ブランド品やパーティーは「浪費」でしかない
一方で、お金持ちにとって、浪費なんてもってのほかだ。飲んだり食べたりして、そのうえ自慢話をして、騒ぐだけのパーティにも出かけない。
会社を経営していればなおさらだ。僕は、常に僕の代わりに働いている社員のことを考えている。もし、社員がそんな姿を見たら、どう思うかをまず考える。多分、社員は「社長の夜の楽しみのために、自分たちはこんなに遅くまで働いているんじゃない」と思うだろう。

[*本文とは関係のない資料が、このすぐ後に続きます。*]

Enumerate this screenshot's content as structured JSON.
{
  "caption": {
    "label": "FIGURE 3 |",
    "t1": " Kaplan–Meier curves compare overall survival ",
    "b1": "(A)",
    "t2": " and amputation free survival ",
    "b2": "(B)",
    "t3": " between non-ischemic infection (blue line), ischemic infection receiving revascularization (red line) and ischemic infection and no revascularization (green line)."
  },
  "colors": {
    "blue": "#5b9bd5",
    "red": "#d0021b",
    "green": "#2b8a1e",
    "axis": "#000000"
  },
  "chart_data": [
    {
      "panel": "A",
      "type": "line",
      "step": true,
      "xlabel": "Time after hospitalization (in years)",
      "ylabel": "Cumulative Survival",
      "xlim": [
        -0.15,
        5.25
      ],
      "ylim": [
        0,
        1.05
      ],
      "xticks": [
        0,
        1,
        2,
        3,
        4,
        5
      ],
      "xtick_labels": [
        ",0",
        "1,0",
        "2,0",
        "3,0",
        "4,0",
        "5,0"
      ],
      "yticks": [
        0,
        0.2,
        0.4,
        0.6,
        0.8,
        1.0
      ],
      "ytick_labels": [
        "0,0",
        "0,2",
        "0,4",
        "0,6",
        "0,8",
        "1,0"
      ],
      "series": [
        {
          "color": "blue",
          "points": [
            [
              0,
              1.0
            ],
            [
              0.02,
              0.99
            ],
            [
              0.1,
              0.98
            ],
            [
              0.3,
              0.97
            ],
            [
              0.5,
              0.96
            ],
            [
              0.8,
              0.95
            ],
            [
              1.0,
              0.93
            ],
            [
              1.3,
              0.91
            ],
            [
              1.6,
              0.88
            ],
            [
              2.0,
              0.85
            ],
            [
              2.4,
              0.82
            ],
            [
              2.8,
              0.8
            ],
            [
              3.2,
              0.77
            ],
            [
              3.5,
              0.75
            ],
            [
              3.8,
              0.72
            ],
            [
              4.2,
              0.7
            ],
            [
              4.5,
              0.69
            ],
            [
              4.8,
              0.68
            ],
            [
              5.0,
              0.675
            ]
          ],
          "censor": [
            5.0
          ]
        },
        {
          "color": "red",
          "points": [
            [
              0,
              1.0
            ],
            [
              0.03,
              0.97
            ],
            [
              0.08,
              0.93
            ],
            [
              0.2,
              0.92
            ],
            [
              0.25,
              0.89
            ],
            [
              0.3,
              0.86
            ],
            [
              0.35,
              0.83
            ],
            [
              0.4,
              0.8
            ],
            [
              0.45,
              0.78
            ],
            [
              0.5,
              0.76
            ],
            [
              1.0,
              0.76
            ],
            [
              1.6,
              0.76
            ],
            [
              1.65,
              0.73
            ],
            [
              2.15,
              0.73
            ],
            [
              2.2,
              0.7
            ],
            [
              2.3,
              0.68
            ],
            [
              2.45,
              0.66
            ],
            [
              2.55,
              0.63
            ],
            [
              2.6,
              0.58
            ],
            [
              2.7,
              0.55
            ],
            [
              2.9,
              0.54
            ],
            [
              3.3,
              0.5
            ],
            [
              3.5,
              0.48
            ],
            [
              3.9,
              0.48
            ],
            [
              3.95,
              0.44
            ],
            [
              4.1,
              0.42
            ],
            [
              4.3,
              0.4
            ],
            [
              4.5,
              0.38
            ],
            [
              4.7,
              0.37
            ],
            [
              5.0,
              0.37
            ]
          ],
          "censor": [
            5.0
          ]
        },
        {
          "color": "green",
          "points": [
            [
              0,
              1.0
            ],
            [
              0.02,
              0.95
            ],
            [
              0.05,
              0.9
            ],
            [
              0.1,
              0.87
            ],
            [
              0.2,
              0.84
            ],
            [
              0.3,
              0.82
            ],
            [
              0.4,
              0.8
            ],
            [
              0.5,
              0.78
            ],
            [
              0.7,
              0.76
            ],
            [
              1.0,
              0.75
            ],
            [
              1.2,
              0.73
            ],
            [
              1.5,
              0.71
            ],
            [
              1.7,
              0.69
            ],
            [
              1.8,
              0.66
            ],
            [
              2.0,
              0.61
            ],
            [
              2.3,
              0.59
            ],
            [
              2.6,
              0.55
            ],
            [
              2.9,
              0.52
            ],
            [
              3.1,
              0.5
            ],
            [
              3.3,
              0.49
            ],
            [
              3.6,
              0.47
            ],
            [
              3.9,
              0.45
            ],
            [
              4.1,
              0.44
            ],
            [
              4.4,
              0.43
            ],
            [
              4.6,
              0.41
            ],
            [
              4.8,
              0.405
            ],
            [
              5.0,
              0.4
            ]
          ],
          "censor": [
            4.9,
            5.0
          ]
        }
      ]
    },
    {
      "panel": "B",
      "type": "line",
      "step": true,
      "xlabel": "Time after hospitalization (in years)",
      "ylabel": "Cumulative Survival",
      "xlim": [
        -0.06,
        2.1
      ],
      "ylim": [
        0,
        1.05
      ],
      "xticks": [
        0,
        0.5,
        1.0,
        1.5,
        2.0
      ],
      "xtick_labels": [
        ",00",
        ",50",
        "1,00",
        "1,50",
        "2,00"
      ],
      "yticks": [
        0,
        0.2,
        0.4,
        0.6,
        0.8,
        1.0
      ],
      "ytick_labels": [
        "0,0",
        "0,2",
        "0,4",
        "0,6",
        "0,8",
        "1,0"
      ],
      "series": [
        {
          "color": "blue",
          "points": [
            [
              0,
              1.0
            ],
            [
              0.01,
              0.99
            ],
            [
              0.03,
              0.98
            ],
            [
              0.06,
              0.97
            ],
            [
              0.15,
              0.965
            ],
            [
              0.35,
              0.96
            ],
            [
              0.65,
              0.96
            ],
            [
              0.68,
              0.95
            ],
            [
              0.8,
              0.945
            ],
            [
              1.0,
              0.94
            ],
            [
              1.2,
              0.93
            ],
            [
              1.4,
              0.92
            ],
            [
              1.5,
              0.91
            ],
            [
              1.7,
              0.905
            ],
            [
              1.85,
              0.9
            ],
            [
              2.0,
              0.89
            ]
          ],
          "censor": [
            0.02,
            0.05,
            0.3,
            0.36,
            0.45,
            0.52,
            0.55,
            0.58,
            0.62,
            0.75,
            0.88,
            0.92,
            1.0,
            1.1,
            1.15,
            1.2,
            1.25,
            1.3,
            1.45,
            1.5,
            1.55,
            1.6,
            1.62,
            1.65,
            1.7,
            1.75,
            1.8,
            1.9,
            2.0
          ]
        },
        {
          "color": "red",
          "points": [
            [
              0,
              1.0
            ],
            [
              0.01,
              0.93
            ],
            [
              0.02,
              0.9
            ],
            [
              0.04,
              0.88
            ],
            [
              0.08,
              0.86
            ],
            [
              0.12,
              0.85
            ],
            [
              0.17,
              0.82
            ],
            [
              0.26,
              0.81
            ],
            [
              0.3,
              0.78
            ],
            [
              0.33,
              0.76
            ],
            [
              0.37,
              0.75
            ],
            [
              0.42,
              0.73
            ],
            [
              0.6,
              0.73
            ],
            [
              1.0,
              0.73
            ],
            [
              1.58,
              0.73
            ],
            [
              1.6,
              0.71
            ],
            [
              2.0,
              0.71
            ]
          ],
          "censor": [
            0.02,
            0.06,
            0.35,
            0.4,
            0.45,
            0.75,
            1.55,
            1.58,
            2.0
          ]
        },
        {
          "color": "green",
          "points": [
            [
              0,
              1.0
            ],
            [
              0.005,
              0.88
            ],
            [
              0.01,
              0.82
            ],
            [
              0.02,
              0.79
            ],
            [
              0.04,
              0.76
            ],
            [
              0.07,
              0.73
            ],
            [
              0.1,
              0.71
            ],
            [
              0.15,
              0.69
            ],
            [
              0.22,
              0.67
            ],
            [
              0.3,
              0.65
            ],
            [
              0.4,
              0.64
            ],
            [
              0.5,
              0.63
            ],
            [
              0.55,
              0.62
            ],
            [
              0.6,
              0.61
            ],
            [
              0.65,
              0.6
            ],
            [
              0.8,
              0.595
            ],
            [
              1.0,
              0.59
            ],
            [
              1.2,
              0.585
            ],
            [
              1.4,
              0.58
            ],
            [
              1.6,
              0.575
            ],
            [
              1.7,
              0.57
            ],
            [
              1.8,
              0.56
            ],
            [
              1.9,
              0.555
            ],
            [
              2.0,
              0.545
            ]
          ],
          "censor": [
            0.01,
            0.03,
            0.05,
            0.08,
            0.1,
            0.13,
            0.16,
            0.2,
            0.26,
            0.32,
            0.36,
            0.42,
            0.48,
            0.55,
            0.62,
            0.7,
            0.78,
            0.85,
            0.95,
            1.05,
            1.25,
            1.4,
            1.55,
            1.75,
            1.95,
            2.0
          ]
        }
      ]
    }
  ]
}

それは労働意欲を低下させることになるし、優秀な社員は転職を考える。そんなことになったら、会社にとっては大きな損失だ。「本当のお金持ち」にとって、自分をお金持ちに見せるだけのファッションや集まりに使うのは、無駄なものに費やす「浪費」でしかない。
このように、お金持ちはお金の使い方にメリハリをつけている。浪費をしないで、生きたお金を使うのが本当のお金持ちなんだ。君たちも、お小遣いを何に使って、何に使わないのか、意識するところから始めてみてほしい。
「浪費」は「死に金」ともいう。使った後に価値を生まないお金だ。お金持ちに見られたいだけの人は浪費する。浪費している以上、いくら稼いでもお金は貯まらない。
資産家がお金をかけているもの
この「死に金」の反対が「生き金」だ。使っても何かしら次につながる、価値のあるお金だ。先ほど話した広告への投資も同じだ。本当のお金持ちは、そんな生きたお金の使い方をする。
その代表が株式や不動産への投資だ。投資は利益を生む。ものを買う時も、「投資」を前提に検討する。車ならリセール(売却価値)の高い車種を買う。500万円で購入しても、数年後に485万円で売却できれば節税効果もあり、充分に元が取れるよう購入前に計算をして車種を選ぶ。
将来的に収益をもたらす可能性のある財産を「資産」という。本当のお金持ちは、この生きたお金を使って資産を築くのが抜群にうまい。そして、お金持ちが扱う資産は、有価証券、土地など、物理的な形を持つ「有形資産」に留まらない。
自分自身の価値を高め、将来的に収益を生み出す源泉となるスキル、経験、知識といった、物理的な形を持たない「無形資産」にも生きたお金を使う。たとえば、自己投資。自分自身を成長させるために資格取得などのスクールに通うのも、価値が減らないお金の使い方だ。